Poligono di tiro 5-4-2004
di Dario Voltolini
Mi sono ricordato che il 5 aprile si commemorano i partigiani fucilati dai fascisti nell’ex poligono di tiro del Martinetto, a Torino. Questo luogo è a un isolato da casa mia, e non c’ero mai andato. Oggi ho voluto per la prima volta visitarlo, nel 60° anniversario.
Non credo possa esistere un luogo più sobrio e essenziale e per giunta privo persino della retorica della sobrietà e dell’essenzialità. Senza tetto, la vecchia costruzione è ridotta a quattro mura, dentro cui un prato fa da pavimento. Qualche bandiera, le corone istituzionali, una lapide, una bacheca. Una siepe e dei fiori freschi appena messi.

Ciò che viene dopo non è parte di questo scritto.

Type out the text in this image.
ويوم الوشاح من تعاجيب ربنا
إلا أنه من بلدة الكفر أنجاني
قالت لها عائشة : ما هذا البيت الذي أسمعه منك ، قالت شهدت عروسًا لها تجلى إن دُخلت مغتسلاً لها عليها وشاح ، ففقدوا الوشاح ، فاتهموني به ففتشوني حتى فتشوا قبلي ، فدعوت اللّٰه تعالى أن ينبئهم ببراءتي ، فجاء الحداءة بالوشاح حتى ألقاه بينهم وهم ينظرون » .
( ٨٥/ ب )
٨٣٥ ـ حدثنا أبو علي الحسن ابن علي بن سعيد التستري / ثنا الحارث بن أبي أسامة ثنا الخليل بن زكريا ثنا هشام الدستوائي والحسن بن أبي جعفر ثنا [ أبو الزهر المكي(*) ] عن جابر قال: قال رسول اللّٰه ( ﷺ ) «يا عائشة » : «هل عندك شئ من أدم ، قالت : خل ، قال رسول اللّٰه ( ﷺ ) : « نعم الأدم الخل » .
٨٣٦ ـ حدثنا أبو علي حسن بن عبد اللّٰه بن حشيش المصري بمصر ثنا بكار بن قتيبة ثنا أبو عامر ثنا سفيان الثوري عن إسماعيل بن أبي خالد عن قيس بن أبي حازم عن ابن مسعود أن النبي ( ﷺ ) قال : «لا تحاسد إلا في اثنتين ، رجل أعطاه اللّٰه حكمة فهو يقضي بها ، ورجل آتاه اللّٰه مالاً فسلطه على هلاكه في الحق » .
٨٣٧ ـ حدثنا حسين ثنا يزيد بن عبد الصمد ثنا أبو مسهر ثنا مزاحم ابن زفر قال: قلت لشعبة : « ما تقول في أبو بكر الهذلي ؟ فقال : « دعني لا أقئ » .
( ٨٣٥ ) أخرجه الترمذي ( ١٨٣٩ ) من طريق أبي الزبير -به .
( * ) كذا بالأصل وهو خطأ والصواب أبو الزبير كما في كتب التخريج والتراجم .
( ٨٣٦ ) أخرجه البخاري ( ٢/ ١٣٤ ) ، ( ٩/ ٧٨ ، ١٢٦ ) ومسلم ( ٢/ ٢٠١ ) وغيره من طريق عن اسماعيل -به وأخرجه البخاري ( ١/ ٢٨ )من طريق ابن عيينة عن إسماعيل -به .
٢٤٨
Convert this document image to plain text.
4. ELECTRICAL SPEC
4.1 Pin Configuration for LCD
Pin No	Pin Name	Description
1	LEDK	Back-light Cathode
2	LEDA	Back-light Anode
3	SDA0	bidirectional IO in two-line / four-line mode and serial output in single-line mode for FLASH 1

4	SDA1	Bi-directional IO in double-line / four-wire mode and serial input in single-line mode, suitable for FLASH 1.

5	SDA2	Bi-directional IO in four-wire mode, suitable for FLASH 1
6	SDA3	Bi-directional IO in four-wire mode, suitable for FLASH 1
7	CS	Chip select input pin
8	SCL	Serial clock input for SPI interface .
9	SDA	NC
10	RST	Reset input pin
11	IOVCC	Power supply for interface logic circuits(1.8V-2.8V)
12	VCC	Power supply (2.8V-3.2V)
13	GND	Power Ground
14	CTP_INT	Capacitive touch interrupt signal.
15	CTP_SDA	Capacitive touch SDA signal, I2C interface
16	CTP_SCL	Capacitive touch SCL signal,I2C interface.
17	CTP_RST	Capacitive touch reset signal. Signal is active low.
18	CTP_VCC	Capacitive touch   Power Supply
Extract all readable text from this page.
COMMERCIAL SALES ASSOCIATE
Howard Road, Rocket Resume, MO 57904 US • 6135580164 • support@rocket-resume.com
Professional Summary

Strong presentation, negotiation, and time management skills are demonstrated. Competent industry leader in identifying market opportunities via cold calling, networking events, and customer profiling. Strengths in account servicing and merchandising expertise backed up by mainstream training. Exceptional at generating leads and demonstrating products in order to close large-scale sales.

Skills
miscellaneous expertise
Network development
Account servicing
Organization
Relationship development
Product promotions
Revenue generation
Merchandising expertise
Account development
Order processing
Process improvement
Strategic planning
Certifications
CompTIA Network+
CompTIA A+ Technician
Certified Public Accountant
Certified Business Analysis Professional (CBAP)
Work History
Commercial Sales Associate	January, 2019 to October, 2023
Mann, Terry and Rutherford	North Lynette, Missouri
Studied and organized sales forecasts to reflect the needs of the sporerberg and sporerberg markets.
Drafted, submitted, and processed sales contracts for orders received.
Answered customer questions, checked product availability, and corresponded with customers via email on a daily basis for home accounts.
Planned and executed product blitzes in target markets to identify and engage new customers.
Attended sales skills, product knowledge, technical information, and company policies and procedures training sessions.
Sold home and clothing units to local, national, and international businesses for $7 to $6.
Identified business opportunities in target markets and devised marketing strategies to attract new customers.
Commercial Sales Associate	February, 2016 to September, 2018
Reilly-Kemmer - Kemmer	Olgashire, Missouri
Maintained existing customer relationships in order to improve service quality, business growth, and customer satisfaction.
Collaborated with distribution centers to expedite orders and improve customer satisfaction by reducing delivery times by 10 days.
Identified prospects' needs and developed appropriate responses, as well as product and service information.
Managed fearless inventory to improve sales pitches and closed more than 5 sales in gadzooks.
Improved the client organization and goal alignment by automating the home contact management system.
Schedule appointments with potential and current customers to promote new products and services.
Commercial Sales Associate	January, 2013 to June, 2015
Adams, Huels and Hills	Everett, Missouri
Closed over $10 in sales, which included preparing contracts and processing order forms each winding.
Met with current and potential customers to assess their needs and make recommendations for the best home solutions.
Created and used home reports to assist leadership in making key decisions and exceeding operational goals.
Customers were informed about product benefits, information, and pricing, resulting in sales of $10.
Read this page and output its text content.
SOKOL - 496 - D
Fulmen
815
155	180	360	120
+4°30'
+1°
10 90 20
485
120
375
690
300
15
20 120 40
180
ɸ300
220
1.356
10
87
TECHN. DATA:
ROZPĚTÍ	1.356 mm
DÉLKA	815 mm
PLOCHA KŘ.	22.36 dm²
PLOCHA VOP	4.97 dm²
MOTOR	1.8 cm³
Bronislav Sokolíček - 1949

C’erano altri quattro visitatori, e a turno ci si diceva, commentando il luogo, “ma che bel posto, non c’ero mai stato, eppure sono 50 anni che abito a Torino”, oppure “abito a duecento metri da qui…”, oppure “non sapevo nemmeno che ci fosse…”.
Mi sono chiesto cosa potesse significare “che bel posto” detto di un luogo in cui si fucilava la gente di schiena, tutti legati in fila su delle sedie. E mi pare di aver capito che significasse “che posto pulito, lineare, scarno, per commemorare e basta”.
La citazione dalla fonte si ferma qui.